The market was watching the start of the meeting of the Group of 20 industrialized nations in Pittsburgh. U.S. President Barack Obama was expected to push for a global economic rebalancing, while French President Nicolas Sarkozy was emphasizing pay caps for executives in the financial sector.
Reuters reported German Chancellor Angela Merkel warned a U.S. drive to rebalance the global economy risked distracting the G20 from a more urgent need for market regulation. Merkel's remarks underscored differences between some of the world's largest economies as she, U.S. President Barack Obama and other G20 leaders headed for talks on how to respond to the global financial crisis.
In economic news Thursday, sales of existing homes unexpectedly dropped 2.7% in August to an annual rate of 5.10 million. The consensus was for a rise to 5.35 million. The inventory of unsold homes dropped 10.8% to 3.63 million, cutting the supply to 8.5 months at the current selling pace from 9.3 months last year (normal is 6). The median single-family home price fell to $177,500, down 12.1% from a year earlier. Sales fell in all four Census regions.
The sales pace remains 3.4% above last August, but is still highly disappointing, notes S&P chief economist David Wyss. "The data are weaker than expected, and suggest the recovery in housing will be very slow," he wrote in a note Thursday.
U.S. jobless claims dropped 21,000 to 530,000 in the week ended Sept. 19, vs. a revised 551,000 previously (from 545,000). The 4-week moving average fell to 553,500 from 564,500 previously. Continuing claims fell 123,000 to 6,138,000 in the week ended Sept. 12, after a revised 158,000 increase to 6,261,000 (from 6,230,000).
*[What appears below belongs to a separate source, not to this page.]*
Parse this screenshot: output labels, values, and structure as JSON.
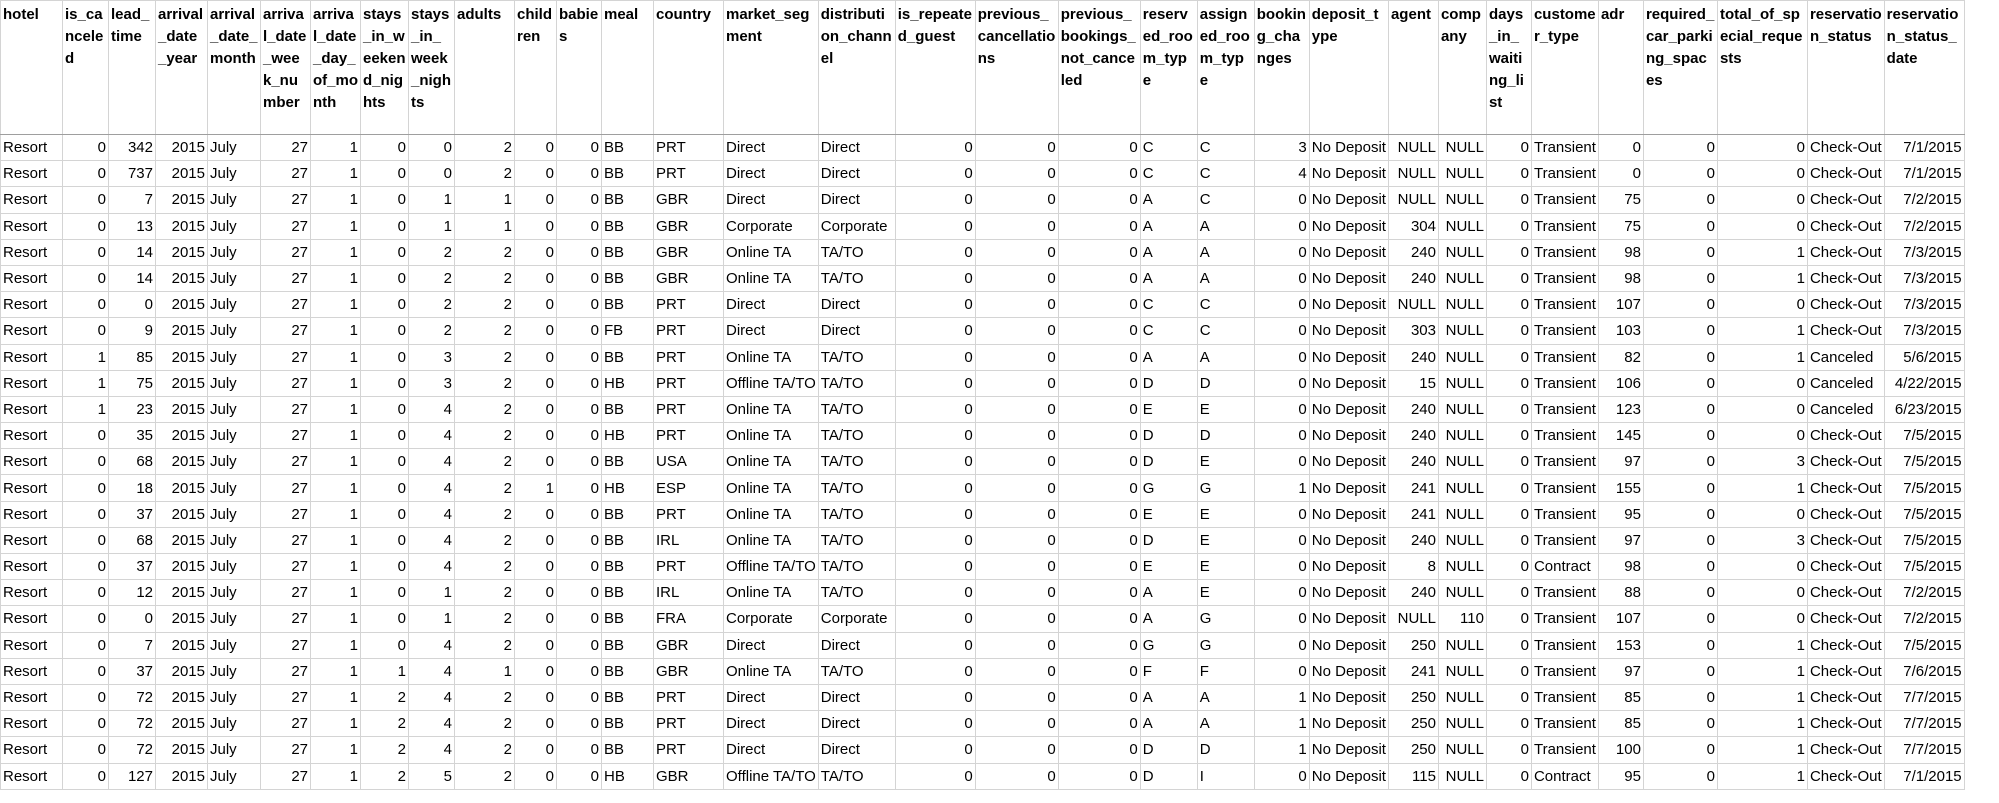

"Despite the improvement in claims from the mid 600k levels in the Spring, the level remains uncomfortably high and are only slowly gravitating to the 450k area that should be evidenced by next quarter if payroll figures are on track to reach unchanged readings by the end of the year," says Action Economics.
Reuters reported Britain's economy is showing signs of recovery, but any improvement is likely to be small compared to the sharp drop in output caused by the global financial crisis, Bank of England Governor Mervyn King said in a published interview. King's remarks on growth are broadly in line with testimony he gave to British lawmakers last week, and he also reiterated his view that Britain needed to rebalance its economy to focus more on exports.
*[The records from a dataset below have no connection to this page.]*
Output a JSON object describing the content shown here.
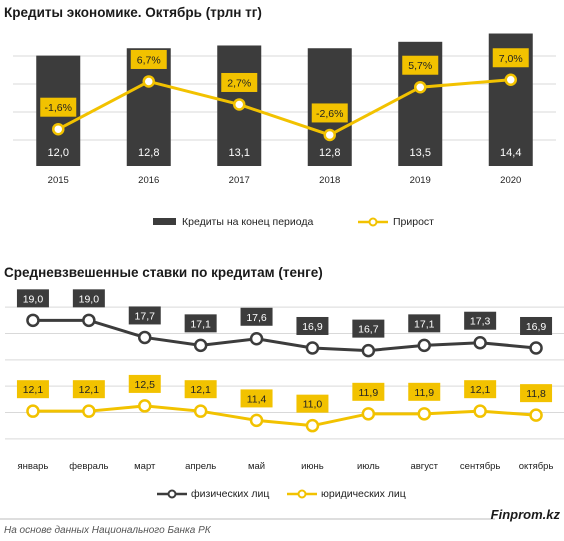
{
  "colors": {
    "dark": "#3c3c3c",
    "accent": "#f2c200",
    "label_bg": "#f2c200",
    "grid": "#d9d9d9"
  },
  "chart_data": [
    {
      "type": "bar",
      "title": "Кредиты экономике. Октябрь (трлн тг)",
      "categories": [
        "2015",
        "2016",
        "2017",
        "2018",
        "2019",
        "2020"
      ],
      "series": [
        {
          "name": "Кредиты на конец периода",
          "kind": "bar",
          "values": [
            12.0,
            12.8,
            13.1,
            12.8,
            13.5,
            14.4
          ]
        },
        {
          "name": "Прирост",
          "kind": "line",
          "values": [
            -1.6,
            6.7,
            2.7,
            -2.6,
            5.7,
            7.0
          ]
        }
      ],
      "bar_labels": [
        "12,0",
        "12,8",
        "13,1",
        "12,8",
        "13,5",
        "14,4"
      ],
      "line_labels": [
        "-1,6%",
        "6,7%",
        "2,7%",
        "-2,6%",
        "5,7%",
        "7,0%"
      ],
      "ylim": [
        0,
        15
      ],
      "ylim_line": [
        -8,
        16
      ],
      "grid": true,
      "legend_position": "bottom"
    },
    {
      "type": "line",
      "title": "Средневзвешенные ставки по кредитам (тенге)",
      "categories": [
        "январь",
        "февраль",
        "март",
        "апрель",
        "май",
        "июнь",
        "июль",
        "август",
        "сентябрь",
        "октябрь"
      ],
      "series": [
        {
          "name": "физических лиц",
          "values": [
            19.0,
            19.0,
            17.7,
            17.1,
            17.6,
            16.9,
            16.7,
            17.1,
            17.3,
            16.9
          ],
          "labels": [
            "19,0",
            "19,0",
            "17,7",
            "17,1",
            "17,6",
            "16,9",
            "16,7",
            "17,1",
            "17,3",
            "16,9"
          ]
        },
        {
          "name": "юридических лиц",
          "values": [
            12.1,
            12.1,
            12.5,
            12.1,
            11.4,
            11.0,
            11.9,
            11.9,
            12.1,
            11.8
          ],
          "labels": [
            "12,1",
            "12,1",
            "12,5",
            "12,1",
            "11,4",
            "11,0",
            "11,9",
            "11,9",
            "12,1",
            "11,8"
          ]
        }
      ],
      "ylim": [
        9,
        21
      ],
      "grid": true,
      "legend_position": "bottom"
    }
  ],
  "footer": {
    "source": "На основе данных Национального  Банка РК",
    "brand": "Finprom.kz"
  }
}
German business confidence rose to a 12-month high in September, indicating Europe's largest economy will gather strength after exiting its worst recession since World War II.
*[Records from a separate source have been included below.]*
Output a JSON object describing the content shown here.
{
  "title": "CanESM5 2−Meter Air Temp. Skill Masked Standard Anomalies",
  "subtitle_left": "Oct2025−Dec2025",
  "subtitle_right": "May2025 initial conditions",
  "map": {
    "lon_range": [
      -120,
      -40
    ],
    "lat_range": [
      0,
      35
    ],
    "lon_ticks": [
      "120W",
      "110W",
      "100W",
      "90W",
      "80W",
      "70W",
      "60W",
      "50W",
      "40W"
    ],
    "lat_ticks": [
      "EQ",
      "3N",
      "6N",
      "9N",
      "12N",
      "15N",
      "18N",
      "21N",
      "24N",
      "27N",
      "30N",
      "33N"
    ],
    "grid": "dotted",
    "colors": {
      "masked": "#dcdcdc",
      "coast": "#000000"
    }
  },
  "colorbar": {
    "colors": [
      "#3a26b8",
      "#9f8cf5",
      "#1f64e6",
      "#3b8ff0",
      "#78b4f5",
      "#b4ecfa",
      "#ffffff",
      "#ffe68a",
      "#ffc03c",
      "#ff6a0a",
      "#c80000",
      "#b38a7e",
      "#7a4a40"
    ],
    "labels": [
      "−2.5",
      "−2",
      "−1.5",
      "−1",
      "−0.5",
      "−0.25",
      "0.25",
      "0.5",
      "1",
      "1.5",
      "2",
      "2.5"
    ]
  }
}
In company news Thursday, Bed Bath & Beyond (BBBY) posted second-quarter earnings per share (EPS) of $0.52, vs. $0.46 one year earlier, on a 3.3% total sales rise. Same-store sales fell slightly. Wall Street was looking for $0.48 EPS.
Shares of A123 Systems (AONE), a maker of rechargeable lithium-ion batteries and battery systems, shot higher Thursday in their first day of public trading.
Red Hat (RHT) reported second-quarter non-GAAP EPS of $0.20, vs. $0.14, on a 12% revenue rise. Deferred revenue rose 17% to $581 million. Red Hat posted $0.15 GAAP EPS. The company said financial performance was strong across all of its key metrics.
Paychex (PAYX) reported first-quarter EPS of $0.34, vs. $0.41, on a 6% total revenue decline. The company said weak economic conditions, the credit crisis in the financial markets, and extremely low investment rates of return continue to challenge financial results for fiscal 2010. It sees a fiscal 2010 total revenue decline of 2%-5%, and a net income decline of 10%-12%.
McCormick & Co. (MCK) reported third-quarter earnings per share of $0.57, vs. $0.52, on a 1% sales rise (6% in local currency). The company reaffirmed its 2%-3% 2009 sales growth forecast; based on strong year-to-date profit performance and a positive outlook for the upcoming holiday season, the company narrowed its 2009 EPS forecast to $2.26-$2.28 from $2.24-$2.28.
Citigroup (C) may sell or shut some of its 1,001 branches in the U.S. and Canada as the bank shrinks following last year's $45 billion federal bailout, a person familiar with the matter said in a Bloomberg News report.